Lake Tazawa
"Lia dipped a hand in and pulled it back — the blue looked warm and was cold as a knife."
A startlingly blue crater lake in the mountains of Akita, the deepest in Japan, with the golden Tatsuko statue standing in its shallows. Serene, vivid, and close to the wild cedar baths of Nyūtō. A place that seems lit from below.
We came to Lake Tazawa expecting a lake and found a colour instead. It was the first thing either of us said, standing at the edge with our bags still on our shoulders — not look at the water but look at the blue, as if the two things had come apart. It is a crater lake, almost perfectly round, more than four hundred metres deep, the deepest in all of Japan, and that depth does something to the light so that on a clear morning the surface goes a cobalt so saturated it feels artificial, like a colour poured in from somewhere else. Lia dipped a hand in and pulled it straight back. The blue looked warm. It was cold as a knife.
The Golden Woman in the Water
A short way along the western shore stands the Tatsuko statue, a slender gilded figure who steps out into the shallows, catching the sun so hard she seems to burn. The legend is a sad one — a village girl named Tatsuko who prayed for eternal beauty and was turned instead into the dragon-spirit of the lake, condemned to live in its depths forever. Standing there, with the gold reflected in that impossible water, the story felt less like folklore than like an explanation. Something is in this lake. You feel it.
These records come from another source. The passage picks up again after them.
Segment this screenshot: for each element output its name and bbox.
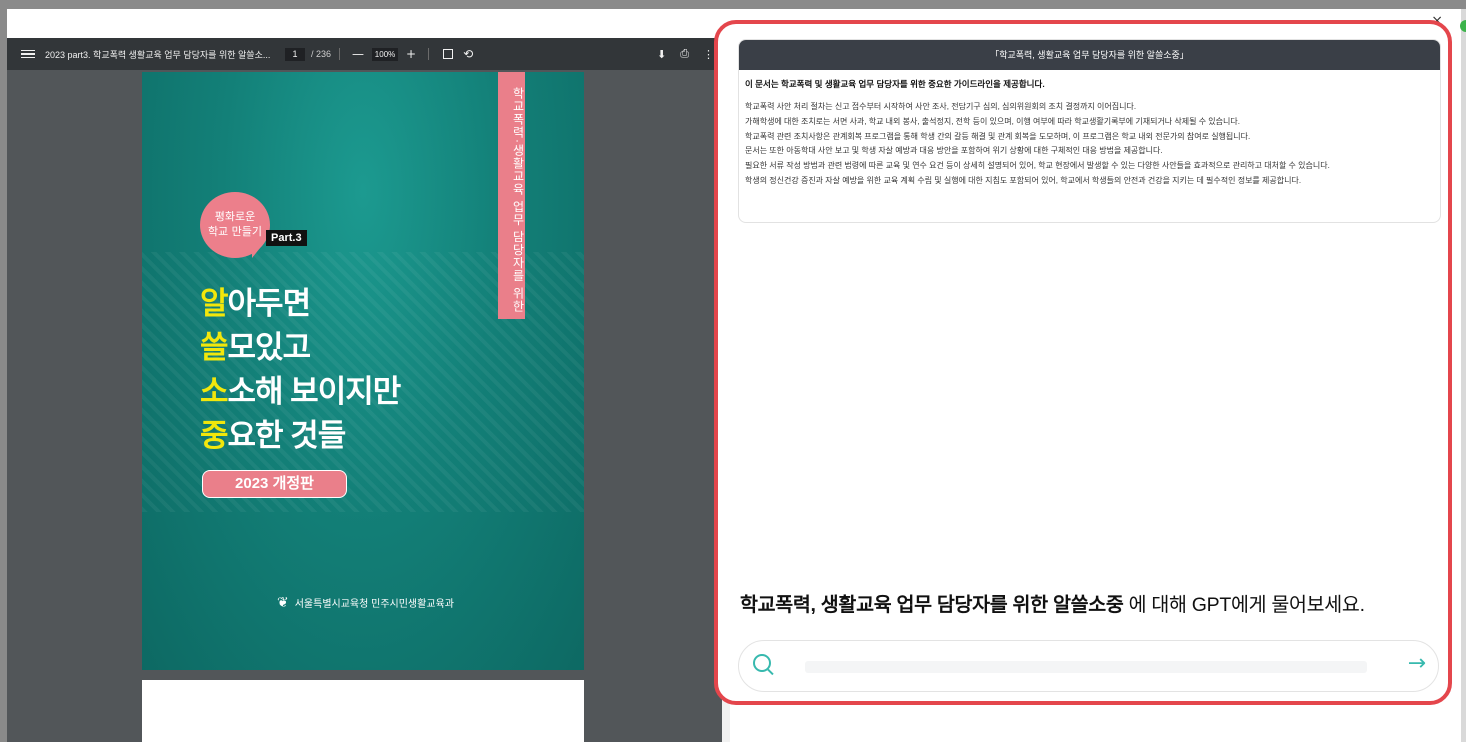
summary-line: 가해학생에 대한 조치로는 서면 사과, 학교 내외 봉사, 출석정지, 전학 … (745, 116, 1240, 126)
ask-prompt: 학교폭력, 생활교육 업무 담당자를 위한 알쓸소중 에 대해 GPT에게 물어… (740, 594, 1365, 616)
toolbar-divider (428, 48, 430, 60)
summary-title: 「학교폭력, 생활교육 업무 담당자를 위한 알쓸소중」 (739, 40, 1440, 70)
zoom-out-button[interactable]: — (348, 47, 368, 61)
print-icon[interactable]: ⎙ (680, 48, 689, 61)
page-number-input[interactable]: 1 (285, 47, 305, 61)
summary-line: 문서는 또한 아동학대 사안 보고 및 학생 자살 예방과 대응 방안을 포함하… (745, 146, 1163, 156)
pdf-next-page (142, 680, 584, 742)
summary-list: 학교폭력 사안 처리 절차는 신고 접수부터 시작하여 사안 조사, 전담기구 … (739, 90, 1440, 189)
publisher-logo-icon: ❦ (277, 594, 289, 610)
bubble-line-2: 학교 만들기 (207, 225, 263, 238)
background-edge (1461, 9, 1466, 742)
menu-icon[interactable] (21, 49, 35, 59)
bubble-line-1: 평화로운 (214, 210, 256, 223)
cover-publisher: ❦ 서울특별시교육청 민주시민생활교육과 (277, 594, 454, 611)
zoom-in-button[interactable]: + (402, 47, 420, 61)
send-arrow-icon[interactable]: → (1408, 651, 1426, 676)
headline-line: 알아두면 (200, 286, 311, 321)
summary-line: 학교폭력 관련 조치사항은 관계회복 프로그램을 통해 학생 간의 갈등 해결 … (745, 131, 1251, 141)
pdf-title: 2023 part3. 학교폭력 생활교육 업무 담당자를 위한 알쓸소... (45, 49, 271, 60)
chat-panel: 「학교폭력, 생활교육 업무 담당자를 위한 알쓸소중」 이 문서는 학교폭력 … (714, 20, 1452, 705)
summary-line: 학교폭력 사안 처리 절차는 신고 접수부터 시작하여 사안 조사, 전담기구 … (745, 102, 1137, 111)
fit-page-icon[interactable] (443, 49, 454, 59)
publisher-name: 서울특별시교육청 민주시민생활교육과 (294, 599, 454, 610)
pdf-toolbar-actions: ⬇ ⎙ ⋮ (657, 48, 714, 61)
pdf-toolbar: 2023 part3. 학교폭력 생활교육 업무 담당자를 위한 알쓸소... … (7, 38, 722, 70)
headline-line: 쓸모있고 (200, 330, 311, 365)
chat-input-bar[interactable]: → (738, 640, 1439, 692)
zoom-level-input[interactable]: 100% (372, 47, 399, 61)
summary-line: 필요한 서류 작성 방법과 관련 법령에 따른 교육 및 연수 요건 등이 상세… (745, 161, 1330, 171)
cover-edition-badge: 2023 개정판 (202, 470, 347, 498)
cover-speech-bubble: 평화로운 학교 만들기 (200, 192, 270, 258)
headline-line: 소소해 보이지만 (200, 374, 401, 409)
more-options-icon[interactable]: ⋮ (703, 48, 714, 61)
status-dot-icon (1460, 20, 1466, 32)
cover-part-label: Part.3 (266, 230, 307, 246)
download-icon[interactable]: ⬇ (657, 48, 666, 61)
toolbar-divider (339, 48, 341, 60)
cover-vertical-title: 학교폭력·생활교육 업무 담당자를 위한 (498, 72, 525, 319)
summary-line: 학생의 정신건강 증진과 자살 예방을 위한 교육 계획 수립 및 실행에 대한… (745, 175, 1302, 185)
pdf-viewer[interactable]: 2023 part3. 학교폭력 생활교육 업무 담당자를 위한 알쓸소... … (7, 38, 722, 742)
search-icon (753, 654, 771, 672)
summary-lead: 이 문서는 학교폭력 및 생활교육 업무 담당자를 위한 중요한 가이드라인을 … (745, 79, 1045, 89)
chat-input[interactable] (805, 661, 1367, 673)
headline-line: 중요한 것들 (200, 418, 346, 453)
summary-card: 「학교폭력, 생활교육 업무 담당자를 위한 알쓸소중」 이 문서는 학교폭력 … (738, 39, 1441, 223)
page-total: / 236 (311, 49, 332, 59)
rotate-icon[interactable]: ⟲ (459, 47, 477, 61)
pdf-cover-page: 학교폭력·생활교육 업무 담당자를 위한 평화로운 학교 만들기 Part.3 … (142, 72, 584, 670)
cover-headline: 알아두면 쓸모있고 소소해 보이지만 중요한 것들 (200, 282, 401, 458)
We ate lunch on a bench nearby, watching a swan-shaped pedal boat cross the bay, and I found I could not stop looking at her. Neither could Lia. There is a particular kind of beauty that is also a little unnerving, and Tatsuko has it.
Around the Rim
The lake is ringed by mountains and you can circle the whole thing by road in under an hour, but we did it slowly, stopping wherever the shoreline opened up. On the east side the trees come right down to the water; on the north the peak of Mount Akita-Komagatake rises behind, still streaked with snow when we visited in early summer. We rented bikes for part of it, which I recommend and also slightly regret, because the road has hills that a lake this calm does not prepare you for. At Ukiki-jinja, a small shrine, a red torii stands with the blue behind it, and the two colours together stopped us dead.
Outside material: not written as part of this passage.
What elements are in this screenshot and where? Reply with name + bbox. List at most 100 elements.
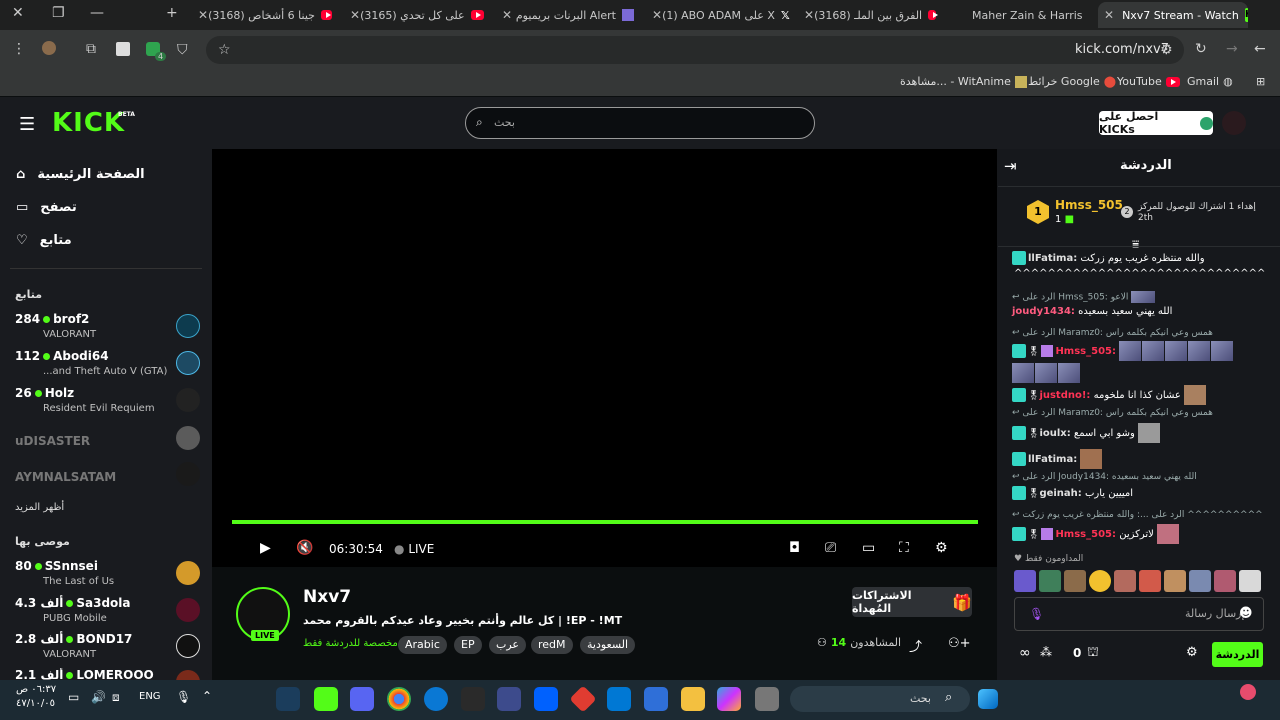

There are few big attractions here, and that is the point. The lake is the attraction. You come to look at it from as many angles as a day allows.
Up to Nyūtō Onsen
We had booked ahead, and I am glad, because the reason many people come to Tazawako is not only the lake but what lies in the hills above it: Nyūtō Onsen, a scatter of old hot-spring inns deep in the beech forest, some of them centuries old. We stayed a night at Tsurunoyu, the oldest, where the milky-white water rises through the gravel of the bath itself and the thatched buildings look unchanged since the feudal lords who once soaked here. Sitting in the open-air bath at dusk, snow-melt cold on our faces and volcanic heat below, was among the finest hours we spent in Tohoku.

In the morning the forest steamed. We drove back down to the lake for one last look at the blue before the train, and it had not faded overnight, which somehow surprised us both.
Getting There
Lake Tazawa is reached via Tazawako Station, a stop on the Akita Shinkansen between Morioka and Akita, which makes it far easier to reach than its remote feeling suggests. From the station, buses run to the lakeshore in about fifteen minutes and continue up the mountain to the Nyūtō Onsen inns, though the mountain buses are infrequent, so check times before you set out. Renting a car at the station is the freest way to circle the lake and reach the hot springs. Come in late spring or early summer for snow still on the peaks, or in autumn when the forested rim turns to fire above that unbelievable water.